Nos casos em que há traumatismos que obrigam a imobilizar a vítima, os bombeiros recorrem a um tripé, colocado sobre a boca do poço. Descem uma maca, na horizontal, posição em que sobe, já com a vítima. Se o ferido está numa das minas, o salvamento pode ser feito a pé, pelas galerias de escoamento de água. "Falta-nos uma maca específica, mais curta, mais maleável, capaz de passar onde passa um homem", explica João Carvalho. Alérgico às alturas, enfermeiro de profissão, ignorou as vertigens para fazer parte do grupo de resgate. "Como elemento com uma função mais diferenciada, fazia sentido ser o primeiro a descer", diz.

"Para nós, é uma mais-valia", argumenta Nuno Dias, adjunto do comando dos Voluntários de Valongo. Para as potenciais vítimas, o ideal seria ter "protocolos com entidades médicas". Os bombeiros estão dispostos a ajudar no treino, de forma a que a vítima possa ser assistida no fundo de um poço por um médico, antes de ser resgatada.

A necessidade dos outros aguçou o engenho dos bombeiros de Valongo. Em Maio de 2004, já com alguns salvamentos, a custo e com material para desenrascar, criaram a unidade de resgate. Os primeiros 10 elementos fizeram formação na Escola Nacional de Bombeiros.
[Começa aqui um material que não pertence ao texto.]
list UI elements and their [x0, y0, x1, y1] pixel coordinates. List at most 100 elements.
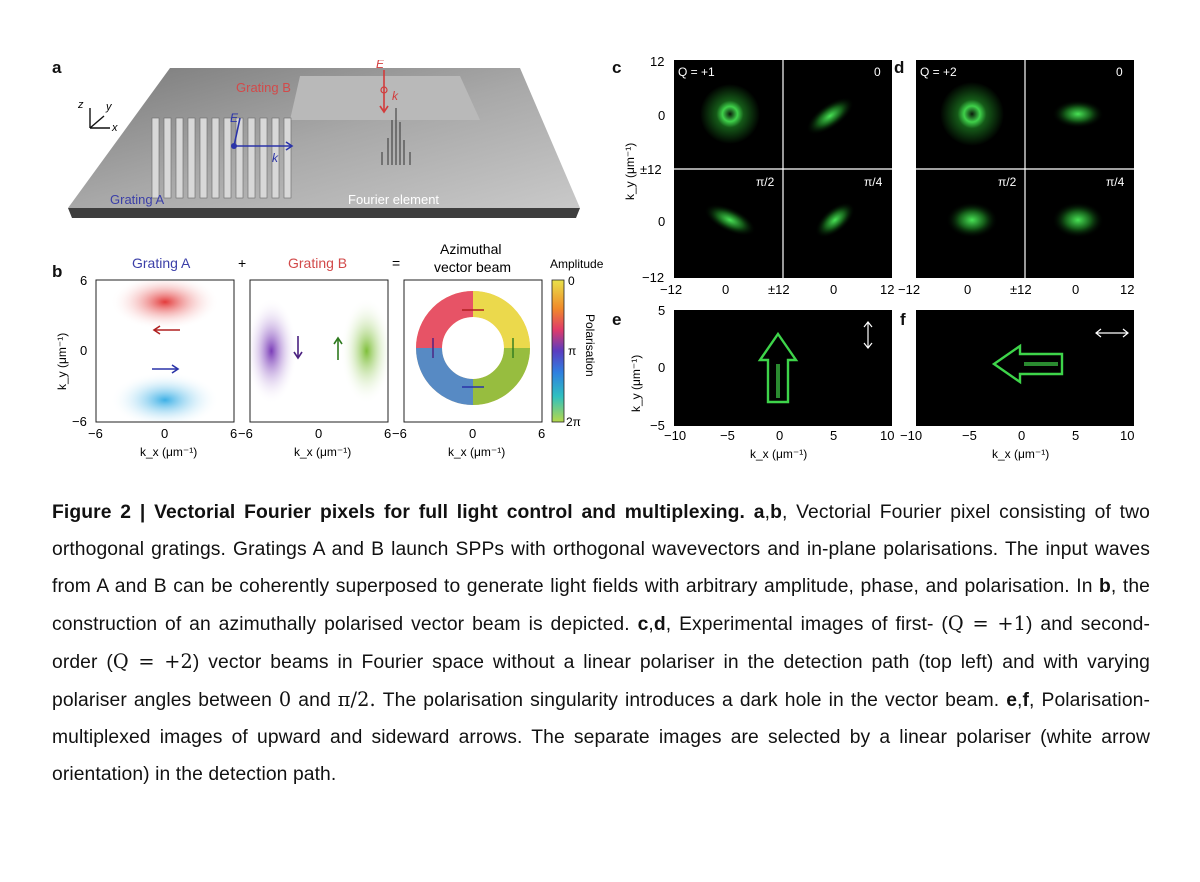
b-xtick-3b: 0	[469, 426, 476, 441]
c-ytick-5: −12	[642, 270, 664, 285]
caption-text-3: , Experimental images of first- (	[665, 614, 948, 635]
b-xlabel-3: k_x (μm⁻¹)	[448, 445, 505, 459]
caption-ref-e: e	[1006, 690, 1018, 711]
caption-ref-a: a	[753, 502, 765, 523]
grating-b-region	[290, 76, 480, 120]
grating-a-ridges	[151, 117, 292, 199]
d-xtick-3: ±12	[1010, 282, 1032, 297]
plot-grating-a	[95, 279, 235, 423]
caption-q1: Q = +1	[947, 612, 1026, 635]
axis-y: y	[105, 101, 113, 113]
caption-zero: 0	[278, 688, 292, 711]
panel-e-plot	[674, 310, 892, 426]
substrate-edge	[68, 208, 580, 218]
b-xtick-1a: −6	[88, 426, 103, 441]
caption-ref-b: b	[770, 502, 782, 523]
b-ytick-bot: −6	[72, 414, 87, 429]
b-ytick-top: 6	[80, 273, 87, 288]
b-xtick-1c: 6	[230, 426, 237, 441]
caption-ref-c: c	[637, 614, 649, 635]
plot-azimuthal	[403, 279, 543, 423]
colorbar-mid: π	[568, 344, 576, 358]
polariser-vertical-arrow	[863, 321, 873, 349]
f-xtick-5: 10	[1120, 428, 1134, 443]
caption-text-7: The polarisation singularity introduces …	[375, 690, 1007, 711]
plot-grating-b	[249, 279, 389, 423]
b-xtick-3a: −6	[392, 426, 407, 441]
e-xtick-1: −10	[664, 428, 686, 443]
colorbar-top: 0	[568, 274, 575, 288]
panel-c-plot	[674, 60, 892, 278]
d-quad-pi4: π/4	[1106, 175, 1125, 189]
fourier-element-label: Fourier element	[348, 192, 439, 207]
b-xtick-3c: 6	[538, 426, 545, 441]
panel-e-label: e	[612, 310, 622, 329]
equals-sign: =	[392, 255, 400, 271]
caption-text-8: , Polarisation-multiplexed images of upw…	[52, 690, 1150, 785]
caption-text-6: and	[291, 690, 338, 711]
caption-ref-d: d	[653, 614, 666, 635]
caption-ref-f: f	[1022, 690, 1030, 711]
b-xtick-1b: 0	[161, 426, 168, 441]
panel-f-plot	[916, 310, 1134, 426]
sideward-arrow	[991, 343, 1064, 385]
caption-text-1: , Vectorial Fourier pixel consisting of …	[52, 502, 1150, 597]
c-quad-pi2: π/2	[756, 175, 775, 189]
caption-ref-b2: b	[1099, 576, 1111, 597]
grating-a-label: Grating A	[110, 192, 165, 207]
b-xlabel-2: k_x (μm⁻¹)	[294, 445, 351, 459]
grating-b-e-label: E	[376, 60, 385, 71]
f-xtick-2: −5	[962, 428, 977, 443]
grating-a-title: Grating A	[132, 255, 191, 271]
caption-q2: Q = +2	[112, 650, 193, 673]
d-quad-0: 0	[1116, 65, 1123, 79]
c-ytick-1: 12	[650, 54, 664, 69]
grating-a-source-dot	[231, 143, 237, 149]
azimuthal-title-1: Azimuthal	[440, 241, 501, 257]
e-xtick-2: −5	[720, 428, 735, 443]
d-q-label: Q = +2	[920, 65, 957, 79]
caption-pi2: π/2.	[337, 688, 376, 711]
grating-b-k-label: k	[392, 89, 399, 103]
panel-a-illustration: z y x E k E k Grating B Grating A Fourie…	[68, 60, 580, 218]
caption-text-5: ) vector beams in Fourier space without …	[52, 652, 1150, 711]
panel-f-label: f	[900, 310, 906, 329]
c-ylabel: k_y (μm⁻¹)	[623, 143, 637, 200]
polariser-horizontal-arrow	[1095, 328, 1129, 338]
b-xtick-2b: 0	[315, 426, 322, 441]
c-xtick-2: 0	[722, 282, 729, 297]
b-xtick-2c: 6	[384, 426, 391, 441]
grating-b-field-arrows	[379, 70, 389, 114]
d-xtick-2: 0	[964, 282, 971, 297]
e-ytick-3: −5	[650, 418, 665, 433]
colorbar-polarisation: Polarisation	[583, 314, 597, 377]
figure-caption: Figure 2 | Vectorial Fourier pixels for …	[52, 502, 1151, 785]
e-ytick-2: 0	[658, 360, 665, 375]
e-ylabel: k_y (μm⁻¹)	[629, 355, 643, 412]
e-ytick-1: 5	[658, 303, 665, 318]
plus-sign: +	[238, 255, 246, 271]
e-xlabel: k_x (μm⁻¹)	[750, 447, 807, 461]
panel-b-figure: Grating A + Grating B = Azimuthal vector…	[55, 241, 604, 459]
grating-a-e-label: E	[230, 111, 239, 125]
fourier-element-peaks	[381, 108, 411, 165]
f-xlabel: k_x (μm⁻¹)	[992, 447, 1049, 461]
c-xtick-3: ±12	[768, 282, 790, 297]
c-xtick-1: −12	[660, 282, 682, 297]
c-ytick-2: 0	[658, 108, 665, 123]
upward-arrow	[757, 331, 799, 404]
e-xtick-4: 5	[830, 428, 837, 443]
c-q-label: Q = +1	[678, 65, 715, 79]
d-quad-pi2: π/2	[998, 175, 1017, 189]
grating-a-k-label: k	[272, 151, 279, 165]
caption-figure-title: Figure 2 | Vectorial Fourier pixels for …	[52, 502, 746, 523]
f-xtick-1: −10	[900, 428, 922, 443]
d-xtick-5: 12	[1120, 282, 1134, 297]
panel-a-label: a	[52, 58, 62, 77]
panel-cd-figure: Q = +1 0 π/2 π/4 Q = +2 0 π/2 π/4 12 0 ±…	[623, 54, 1134, 297]
d-xtick-4: 0	[1072, 282, 1079, 297]
grating-b-title: Grating B	[288, 255, 347, 271]
c-xtick-5: 12	[880, 282, 894, 297]
colorbar-amplitude: Amplitude	[550, 257, 604, 271]
panel-b-label: b	[52, 262, 63, 281]
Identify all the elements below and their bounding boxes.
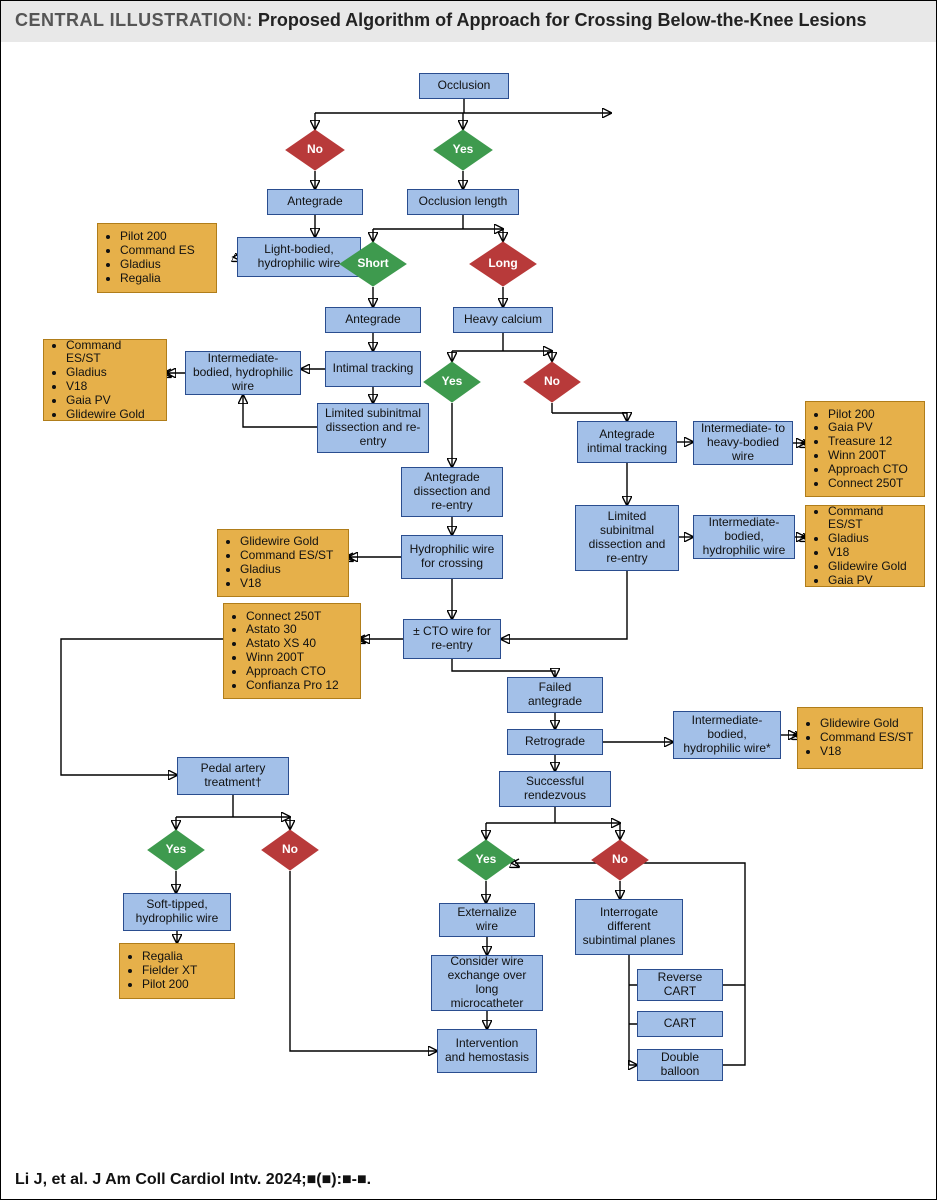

Outros 11 juntaram-se ao grupo, no final de 2006. A equipa treina duas vezes por semana e está preparada para resgatar aventureiros às entranhas da serra de Valongo.

"O crescimento das actividades na serra e a existência de formação na área", motivaram a criação da equipa. Em quase três anos, já resgataram uma vítima do fojo das Pombas; outra de uma mina, em Campo; um cadáver da serra de Pias, em Março; e participaram em três buscas de pessoas desaparecidas. Já investiram cerca de 15 mil euros em equipamento, mas ainda lhes falta de uma maca e uma viatura exclusiva para este serviço.


Pedaladas "monte abaixo"

Na serra de Santa Justa, uma pista de "downhill" cruza perigosamente os trilhos usados por jipes e motos. "Temos conhecimento de que há estruturas associadas, mas desconhecemos se o ICN terá dado autorização, que é necessária", diz Clara Poças. A directora do Ambiente da Câmara de Valongo não sabe por quem ou em que circunstâncias foi feita a pista. Mas, todos os fins-de-semana, centenas de ciclista pedalam "monte abaixo", do alto da serra até à cidade.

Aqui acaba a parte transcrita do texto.